Claro que, além da sobrevivência e da formação acadêmica, há outros incentivos para ficar na cidade. Entre eles, o desejo de derrubar na sociedade o velho estereótipo do índio como ser preguiçoso e selvagem; de mostrar ao branco seu conceito particular sobre a Terra e, acima de tudo, de recontar sua história a partir da visão dos vencidos: indígenas corajosos que, a cada dia de vida, conseguem mais uma vitória.

“Vivo aqui não por mim, mas por meus pais, que estão lá, meus irmãos, meus sobrinhos... todo mundo da minha aldeia. É doloroso não conviver com eles, mas sei que estou fazendo algo grandioso: ensinar às pessoas da cidade coisas que nunca saberiam se eu não estivesse aqui”, argumenta X’maya Kaká Fulni-ô.

Seu sonho? Plantar uma semente na cabeça das pessoas para que cresçam com uma consciência de respeito em relação aos povos indígenas e entendam sua forma de pensar e seus valores diferentes. Também, segundo este índio pernambucano, para que descubram que tudo que o Governo lhes contou quando eram pequenos era “mentira”.

“Recontar a história do índio. Os meios de comunicação e os intelectuais do nosso país sempre queimaram nossa história, mas hoje podemos sair da aldeia para falar da nossa cultura com nossa própria voz. Na minha opinião, o Brasil tem uma grande herança e uma grande dívida conosco, os índios”, declara.
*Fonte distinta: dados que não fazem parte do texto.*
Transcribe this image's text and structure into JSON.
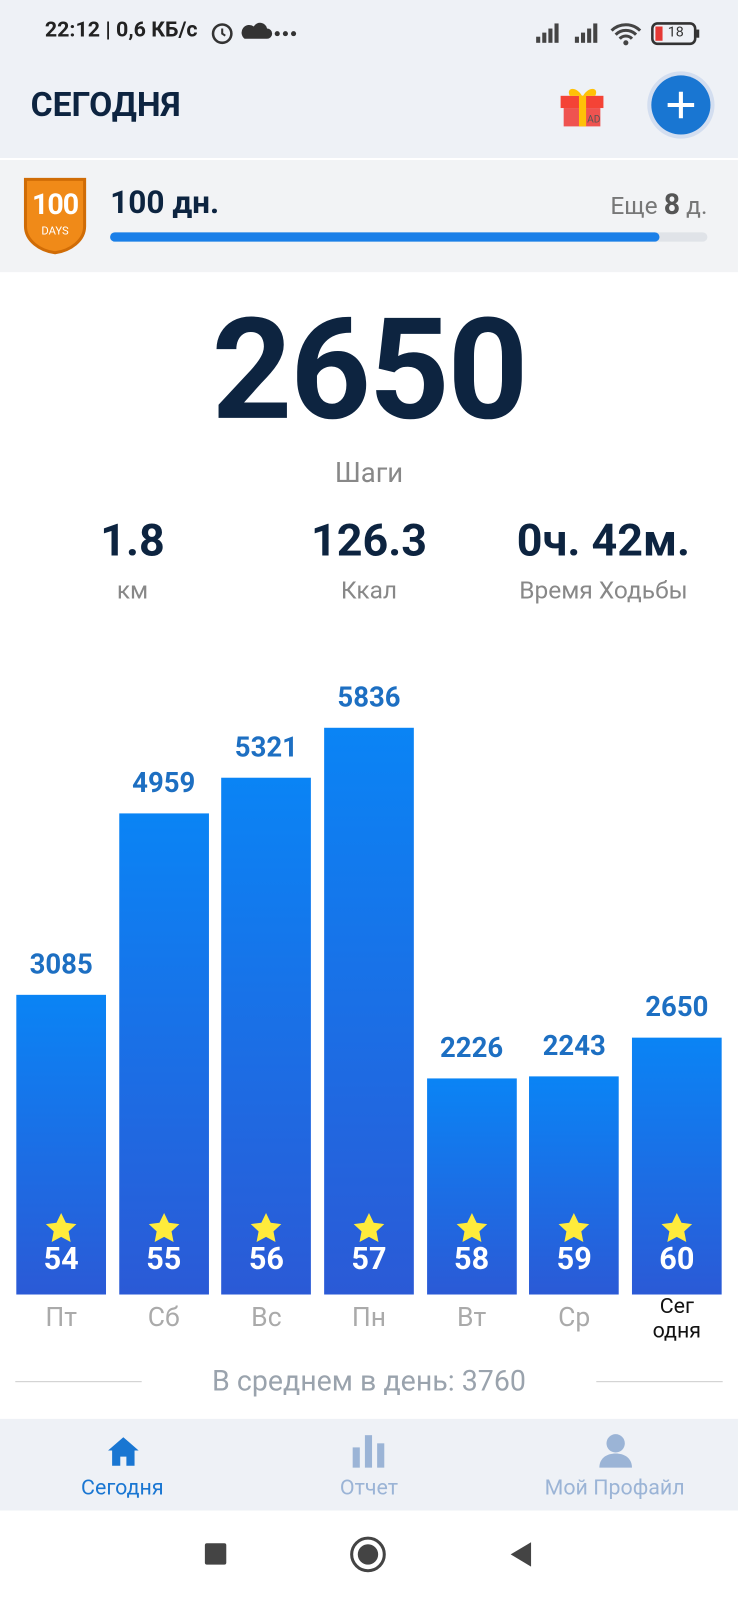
{
  "status_bar": {
    "time": "22:12",
    "speed": "0,6 КБ/с",
    "battery": "18"
  },
  "header": {
    "title": "СЕГОДНЯ",
    "gift_badge": "AD"
  },
  "streak": {
    "badge_number": "100",
    "badge_text": "DAYS",
    "title": "100 дн.",
    "remaining_prefix": "Еще",
    "remaining_days": "8",
    "remaining_suffix": "д.",
    "progress": 92
  },
  "summary": {
    "steps": "2650",
    "steps_label": "Шаги",
    "stats": [
      {
        "value": "1.8",
        "label": "км"
      },
      {
        "value": "126.3",
        "label": "Ккал"
      },
      {
        "value": "0ч. 42м.",
        "label": "Время Ходьбы"
      }
    ]
  },
  "chart_data": {
    "type": "bar",
    "categories": [
      "Пт",
      "Сб",
      "Вс",
      "Пн",
      "Вт",
      "Ср",
      "Сег\nодня"
    ],
    "values": [
      3085,
      4959,
      5321,
      5836,
      2226,
      2243,
      2650
    ],
    "day_labels": [
      54,
      55,
      56,
      57,
      58,
      59,
      60
    ],
    "color": "#0a84f5"
  },
  "average": "В среднем в день: 3760",
  "nav": {
    "tabs": [
      "Сегодня",
      "Отчет",
      "Мой Профайл"
    ]
  }
}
Tem a mesma opinião Carlos Tukano (seu nome indígena é Doethyró), cacique do coletivo Aldeia Maracanã: “Hoje estou falando para o Brasil e para o mundo sem nenhum intermediário: já sei falar português. Então, essa tem sido minha luta. Nós índios somos vistos como pessoas sem nenhuma autoridade. Hoje digo ao Brasil e ao mundo: somos capazes, somos inteligentes e, acima de tudo, somos seres humanos”.